In this vein, the game went on and on. The hare helped his friend Teddy bear express his anxiety over the new kindergarten, and the teddy bear began to ask questions that Danya wanted to ask his parents. Since Dania could ask questions and express his feelings in a playful way, he was mentally prepared to go to a new kindergarten and felt more comfortable.
Consider several ways in which parents can help their children more comfortable with separation.
1. Find out how children are treated in kindergarten. What does the teacher do when the child is upset and crying after the parents leave? Having learned about such nuances, parents can better support their child.
2. Prepare the child. Talking to him in advance about what awaits him in kindergarten, you will feel comfortable. Read stories about kindergarten with your child so that he imagines what awaits him. During a walk, go with him to the sports ground near the kindergarten. So he will quickly get used to the new atmosphere.
3. Find a buddy for your child. Meet the children who will be walking with your child in the same group, and their parents. When at the beginning of the day the child sees a familiar face, he will be more comfortable during the day without parents.
4. Practice active listening. When a child wants to share something with you, give him all your attention. Tell him you’re curious about what’s happening in kindergarten. But do not ask the child too many questions – let him tell himself what he considers important.
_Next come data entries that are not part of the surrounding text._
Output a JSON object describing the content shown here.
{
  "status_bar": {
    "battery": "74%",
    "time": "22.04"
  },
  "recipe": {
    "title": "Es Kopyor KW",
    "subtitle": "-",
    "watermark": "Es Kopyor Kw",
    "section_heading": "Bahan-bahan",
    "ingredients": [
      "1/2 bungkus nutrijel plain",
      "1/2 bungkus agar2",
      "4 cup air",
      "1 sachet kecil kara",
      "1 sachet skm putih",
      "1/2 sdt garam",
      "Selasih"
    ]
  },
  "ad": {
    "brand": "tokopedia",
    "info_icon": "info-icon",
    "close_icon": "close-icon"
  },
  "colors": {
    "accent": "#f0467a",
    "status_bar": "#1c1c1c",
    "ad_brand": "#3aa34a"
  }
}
5. Let your child take the lead in the conversation. It will be easier for the child to express his thoughts and feelings if he feels that he can control the course of the conversation. Tell the child to let you know when he will be ready to talk or, conversely, take a break in the conversation.
6. Play games with your child that develop their ability to comfortably be separately from their parents (for example, hide and seek). Games in which objects and people disappear and then return help the child to understand that people are still nearby, even if the child does not see them.
Young children are often upset when parents leave them alone. This is normal. However, if at the same time your child experiences severe anxiety or sadness, he is crying or he has a sharp change in behavior, you should consult a specialist. A pediatrician or child psychologist can help you.